Real estate practice guidelines get an update

The real estate bar is hoping to emphasize the value of the lawyer and educate the public through its newly approved guidelines for real estate transactions.

It’s the first broad update of practice standards in more than 10 years.

The Residential Real Estate Transaction Practice Guidelines, based on principles first put together by the profession’s working group on lawyers and real estate, were developed by the law society’s CEO’s working group on real estate issues and were approved by Convocation earlier this year.

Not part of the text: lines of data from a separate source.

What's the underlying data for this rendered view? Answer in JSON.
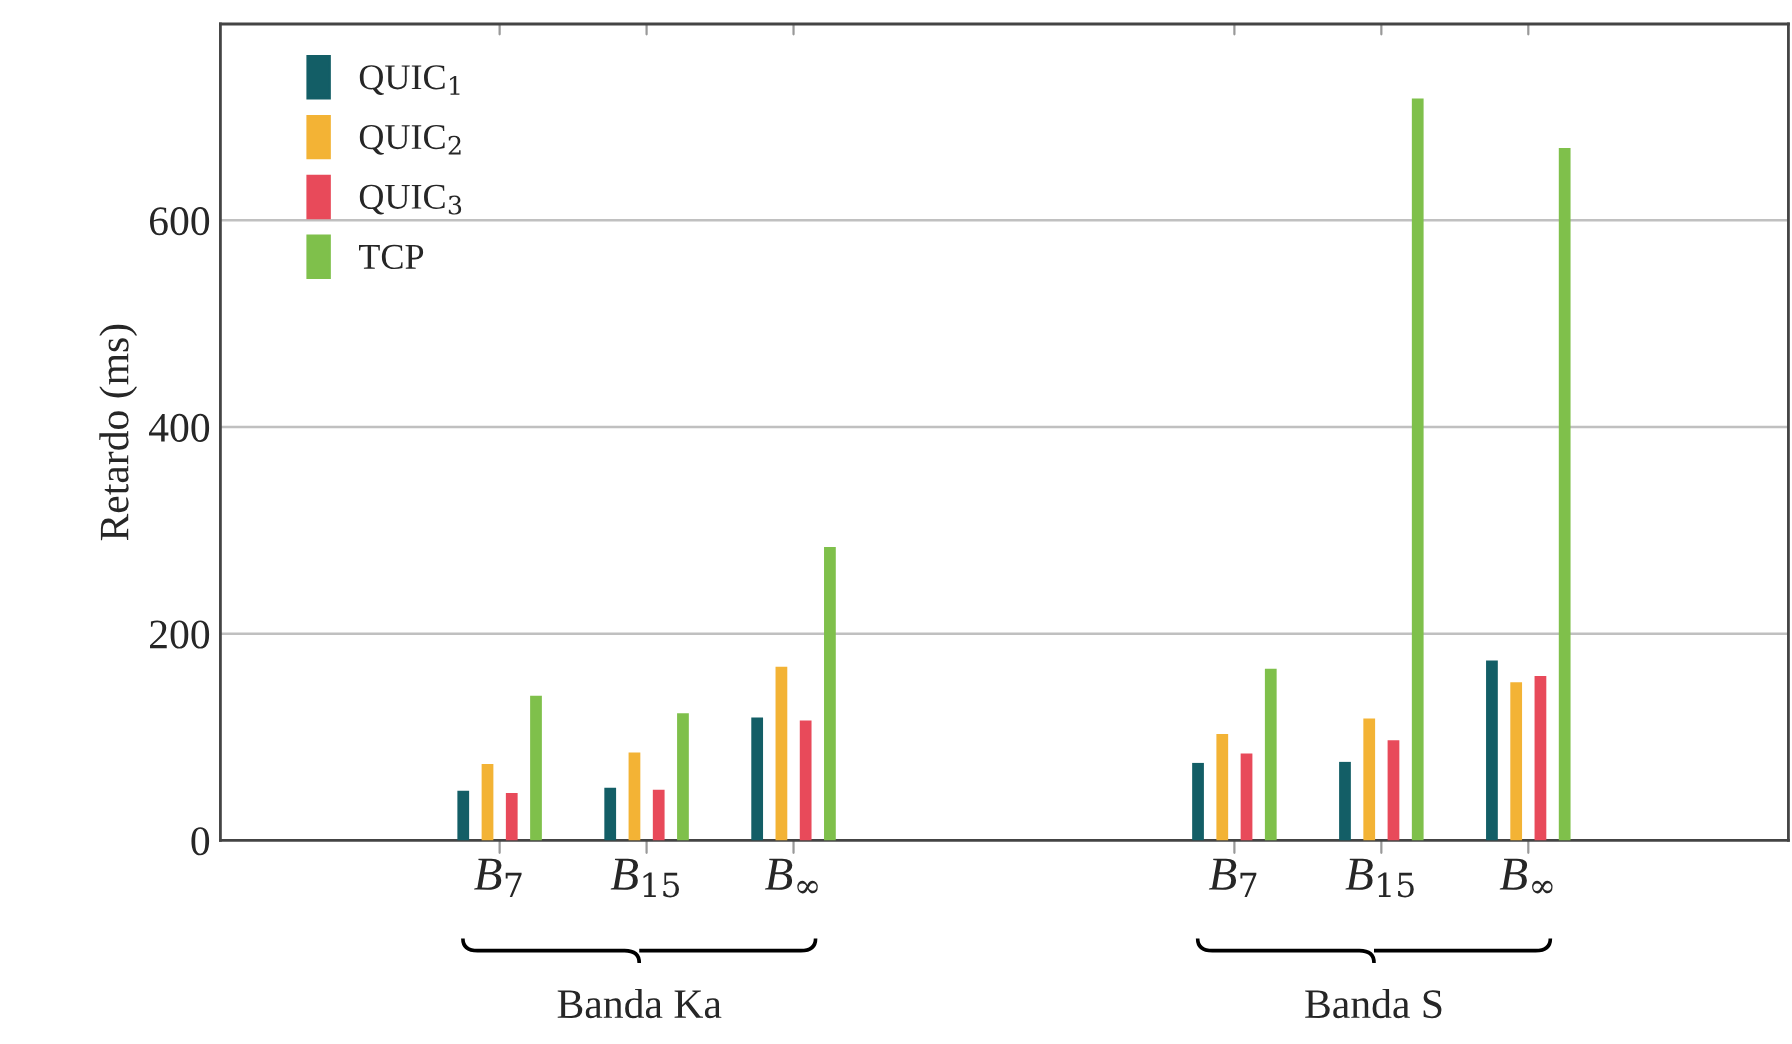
{
  "chart_data": {
    "type": "bar",
    "ylabel": "Retardo (ms)",
    "categories": [
      "B$_{7}$",
      "B$_{15}$",
      "B$_{∞}$",
      null,
      null,
      "B$_{7}$",
      "B$_{15}$",
      "B$_{∞}$"
    ],
    "series": [
      {
        "name": "QUIC$_{1}$",
        "color": "#135e66",
        "values": [
          48,
          51,
          119,
          null,
          null,
          75,
          76,
          174
        ]
      },
      {
        "name": "QUIC$_{2}$",
        "color": "#f3b335",
        "values": [
          74,
          85,
          168,
          null,
          null,
          103,
          118,
          153
        ]
      },
      {
        "name": "QUIC$_{3}$",
        "color": "#e84a5a",
        "values": [
          46,
          49,
          116,
          null,
          null,
          84,
          97,
          159
        ]
      },
      {
        "name": "TCP",
        "color": "#7fc04b",
        "values": [
          140,
          123,
          284,
          null,
          null,
          166,
          718,
          670
        ]
      }
    ],
    "ylim": [
      0,
      790
    ],
    "yticks": [
      0,
      200,
      400,
      600
    ],
    "grid": "y",
    "legend": "top left",
    "annotations": [
      "Banda Ka",
      "Banda S"
    ]
  }
}
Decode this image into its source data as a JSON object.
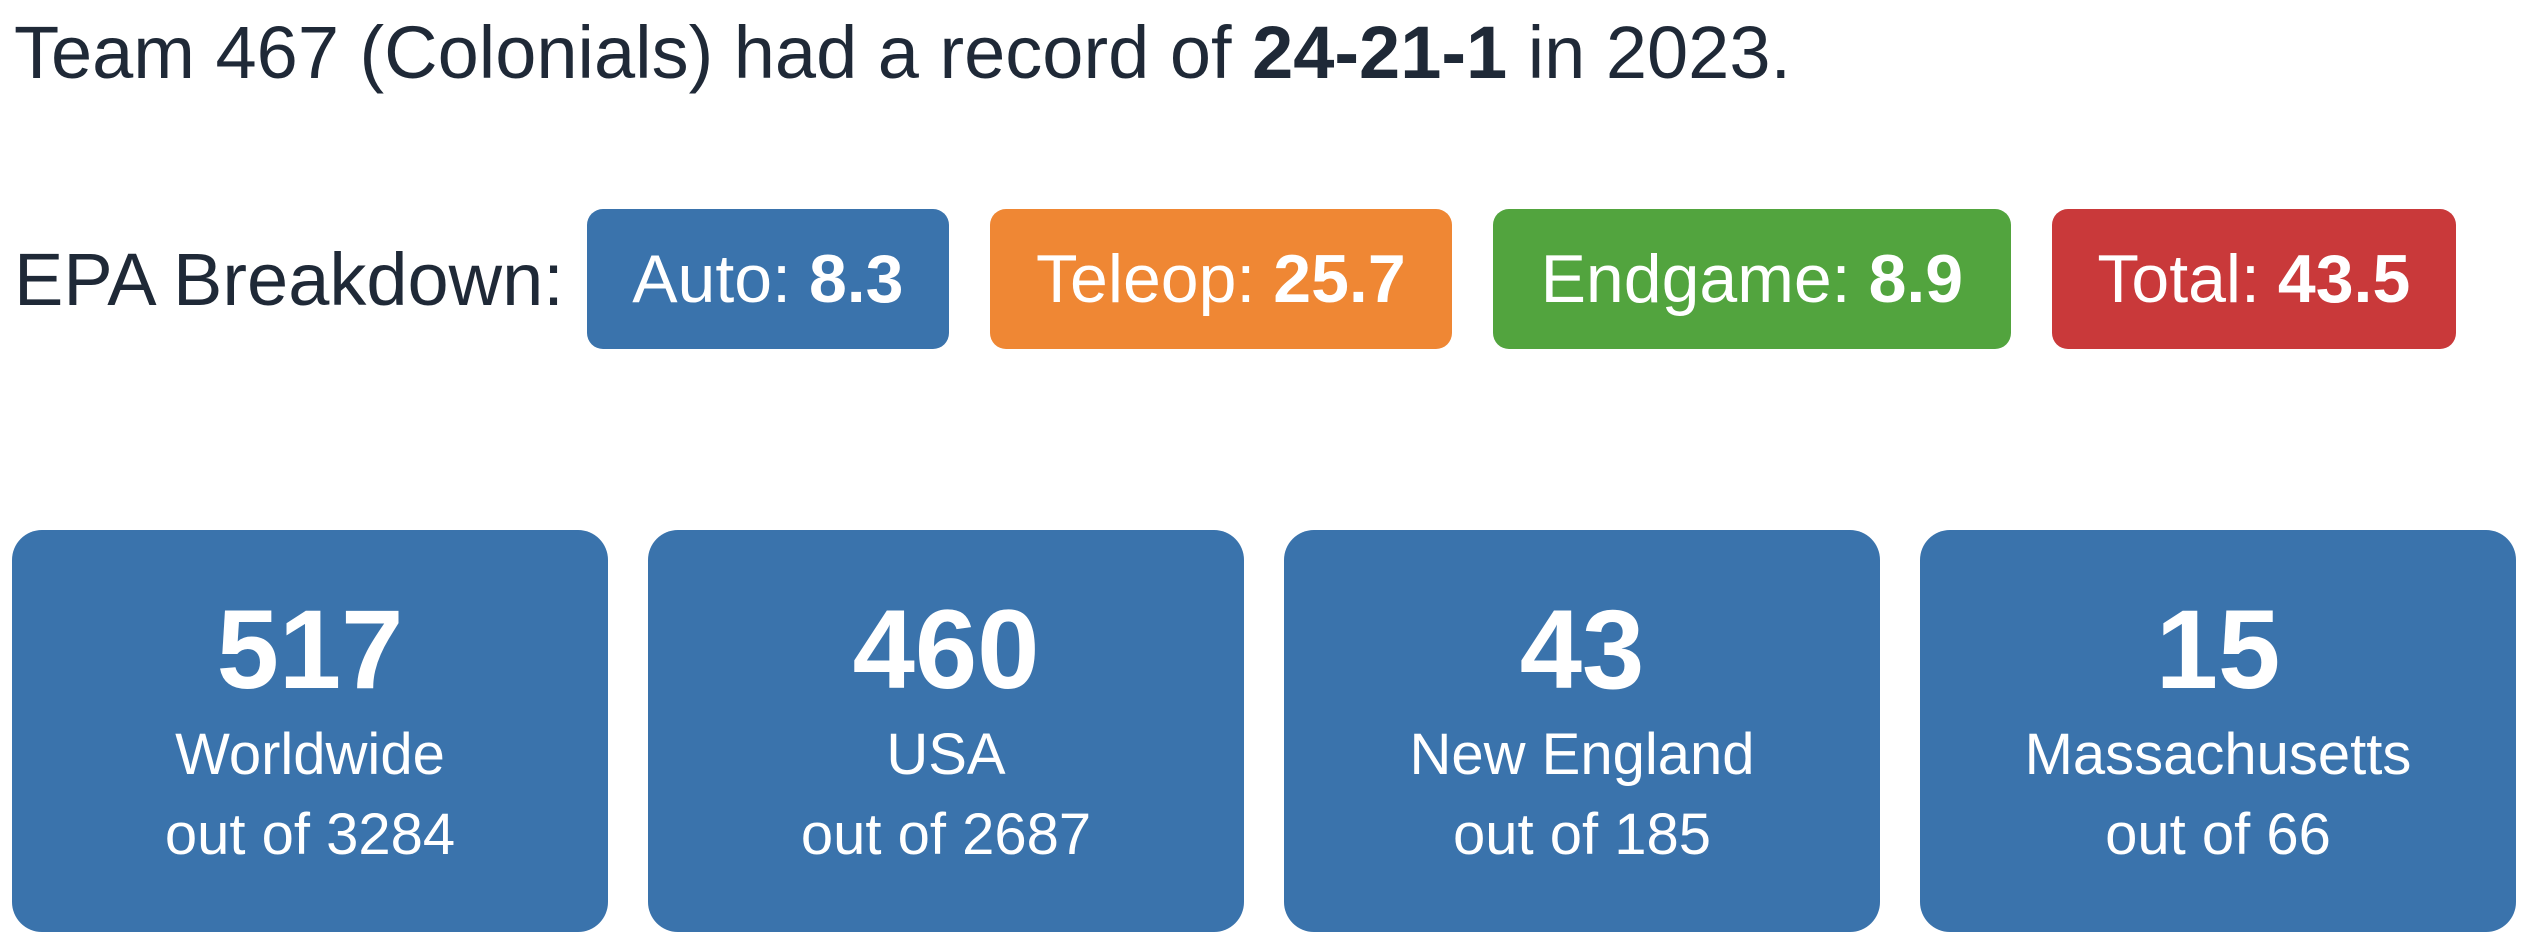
{
  "summary": {
    "prefix": "Team 467 (Colonials) had a record of",
    "record": "24-21-1",
    "suffix": "in 2023."
  },
  "epa": {
    "label": "EPA Breakdown:",
    "badges": [
      {
        "label": "Auto:",
        "value": "8.3",
        "color": "#3a73ac"
      },
      {
        "label": "Teleop:",
        "value": "25.7",
        "color": "#ef8734"
      },
      {
        "label": "Endgame:",
        "value": "8.9",
        "color": "#52a43e"
      },
      {
        "label": "Total:",
        "value": "43.5",
        "color": "#c9393a"
      }
    ]
  },
  "ranks": [
    {
      "rank": "517",
      "region": "Worldwide",
      "out_of": "out of 3284"
    },
    {
      "rank": "460",
      "region": "USA",
      "out_of": "out of 2687"
    },
    {
      "rank": "43",
      "region": "New England",
      "out_of": "out of 185"
    },
    {
      "rank": "15",
      "region": "Massachusetts",
      "out_of": "out of 66"
    }
  ],
  "colors": {
    "card_background": "#3a73ac",
    "text": "#1f2937"
  }
}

They focus on areas such as client/lawyer relationship, due diligence, proper filing and record-keeping, document preparation and registration, financial issues, and extraordinary matters.

Most of the guidelines are recommended and, according to the law society, “not intended to replace a lawyer’s professional judgment or to establish a rigid approach to the practice of law or the conduct of a real estate transaction.”

The working group on lawyers and real estate notes that this is the first broad updating of residential real estate practice standards since the mid-1990s. Before this particular set of guidelines was created, there was only a broad set of principles in place through various rules and provisions, but not in the same format.
Ray Leclair, co-chairman of the working group on lawyers and real estate, told Law Times the guidelines are an industry initiative as opposed to the regulator coming down on the industry.

“Were very pleased that the law society put that in place and is going to be adopting those and hopefully start enforcing them,” he says.
In terms of the principles, Leclair says, “We tried to make it something that was very manageable for the lawyer to be able to look at without being specific to the point where it becomes too tedious to go through.”

The guidelines could also help the industry address some of the challenges it is facing at the moment, as they will be one of the elements that help to educate the public.

“Hopefully it will be a tool that will be available for people to decipher and look at and say this is what a conscientious real estate lawyer should be doing in a transaction,” says Leclair.
He adds that the guidelines can also assist clients in making the distinction between using a lawyer, paralegal, or even title insurance companies in real estate transactions.

“It kind of shows the breadth of what we deal with on a real estate transaction,” he says.
The emphasis of the working group as a whole has been on the value of the real estate lawyer in the real estate transaction, says Leclair.

To go along with the guidelines, the working group also developed a suggested fee schedule for solicitors working on real estate transactions.
The law society has nothing to do with the fee schedule.

“What the fee schedule tried to plug into was to try to feed off of the practice guidelines and say, if you’re doing this, as a conscientious lawyer should do, then we think you should value your services in this range,” says Leclair.
In addition to having new guidelines and a fee schedule, Ontario’s real estate lawyers will also now have online access to the forms they use for property transactions, following an alliance between the working group on lawyers and real estate and the Ontario Real Estate Association.

English and French e-versions of six standard transaction forms used for residential and commercial property deals in the province are now available online, through LawyerDoneDeal Corp., at www.lawyersworkinggroup.com.

The forms include the agreement of purchase and sale for residential, condominium resale, commercial, condominium resale-commercial, agreement to lease for commercial and schedule A. The forms can be completed and revised online, printed and saved, and also securely viewed by others involved in a transaction.